Intro’s are always my favorite, and it was so amazing to hear why these women, and men, loved their hair. While they weren’t really the responses that I had hoped to get, at least this was a start. Besides, prior to this focus group discussion, I hadn’t really done anything with my project in Salvador since the person who was supposed to be my mentor/ contact there severely misled me. However, a few unfortunate contacts can’t stop this sista! So, with a little ingenuity, and whole lot of luck and Blessings from God, I was able to create and rely on Plan B- which Bayyina helped make possible in so many ways!
Our entire sessions was conducted via translation. Sauanne- a true Bahiana, and Afro-Brazilian beauty, friend to Both Bayyina and myself, served as our translator. My Portuguese is no where near the level of fluency required for this type of interview- remember I only began picking it up when I arrived in Brazil, and Bayyina doesn’t speak much either, Sauanne really saved the day. Her English is AMAZING! That being said, I think that a lot of our questions and our participants responses were lost in translation.
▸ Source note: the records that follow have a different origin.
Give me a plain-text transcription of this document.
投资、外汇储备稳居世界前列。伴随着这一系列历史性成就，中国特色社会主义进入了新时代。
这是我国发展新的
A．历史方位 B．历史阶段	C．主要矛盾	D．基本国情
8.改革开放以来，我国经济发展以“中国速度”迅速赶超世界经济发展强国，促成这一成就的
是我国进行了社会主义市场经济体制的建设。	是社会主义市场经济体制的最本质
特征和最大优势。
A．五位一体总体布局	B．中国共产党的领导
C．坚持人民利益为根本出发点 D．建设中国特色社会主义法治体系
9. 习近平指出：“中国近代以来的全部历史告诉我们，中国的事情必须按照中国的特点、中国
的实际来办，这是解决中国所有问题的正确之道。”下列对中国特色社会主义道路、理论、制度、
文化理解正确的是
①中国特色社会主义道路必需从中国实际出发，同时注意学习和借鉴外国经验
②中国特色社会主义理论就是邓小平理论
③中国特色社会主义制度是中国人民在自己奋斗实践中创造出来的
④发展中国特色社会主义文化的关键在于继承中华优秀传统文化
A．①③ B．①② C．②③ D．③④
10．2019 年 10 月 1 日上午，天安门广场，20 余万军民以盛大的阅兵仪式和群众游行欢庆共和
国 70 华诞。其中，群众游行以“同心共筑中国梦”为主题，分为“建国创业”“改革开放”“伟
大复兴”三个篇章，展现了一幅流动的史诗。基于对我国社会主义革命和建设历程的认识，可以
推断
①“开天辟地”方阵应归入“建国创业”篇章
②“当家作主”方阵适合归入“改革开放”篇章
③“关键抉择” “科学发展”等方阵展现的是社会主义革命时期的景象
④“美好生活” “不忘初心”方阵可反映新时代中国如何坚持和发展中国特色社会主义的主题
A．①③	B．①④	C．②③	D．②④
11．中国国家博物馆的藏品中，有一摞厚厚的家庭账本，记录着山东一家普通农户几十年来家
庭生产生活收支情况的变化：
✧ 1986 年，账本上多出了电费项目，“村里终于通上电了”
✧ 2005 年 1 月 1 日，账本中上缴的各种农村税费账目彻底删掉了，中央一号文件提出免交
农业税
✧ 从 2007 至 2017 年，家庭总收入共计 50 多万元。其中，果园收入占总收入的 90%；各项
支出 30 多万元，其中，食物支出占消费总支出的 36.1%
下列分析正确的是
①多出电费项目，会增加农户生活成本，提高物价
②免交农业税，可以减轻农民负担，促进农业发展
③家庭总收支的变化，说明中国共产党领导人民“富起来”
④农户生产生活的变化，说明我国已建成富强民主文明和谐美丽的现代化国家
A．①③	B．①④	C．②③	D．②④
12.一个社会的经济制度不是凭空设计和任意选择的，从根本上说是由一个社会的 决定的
When we asked the question, “what is the relationship you have with you hair?” normally a variety of responses such as, “it’s love/hate, it’s complicated, I love my hair, or i can’t stand it” are some of the responses. This time however, our responses were mainly, “I like my hair because it is long.” Or another response we got was, “I like my hair because I can style it however I want to.” I think having out questions asked in English and then translated to Portuguese cut out the analytical edge that the original question had. Also, I think that when doing a focus group with non-university students/ faculty/ staff, the types of responses are very different. One thing that I sometimes forget, but am constantly reminding myself is that not everyone looks at a common day occurrence, physical feature, or a perceived non-consequential moment through a critical eye. Even though we both didn’t achieve as much as we had both hoped for, we were able to speak with a group of afro-brazilian women, that ranged in ages, professions, and educational backgrounds, about their hair. And, while we may not have achieved as much as we had wanted to, Bayyina was able to learn what American products had been seen in the Brazilian market. We both learned about traditional and popular hair treatments that make Afro-textured hair soft, moisturized and full of well defined curls. As well, I definitely gained insight on the fact that Afro- Brazilian women, and Queens LOVE their hair, maybe not because it is afro-textured, but because they can do just about anything to it.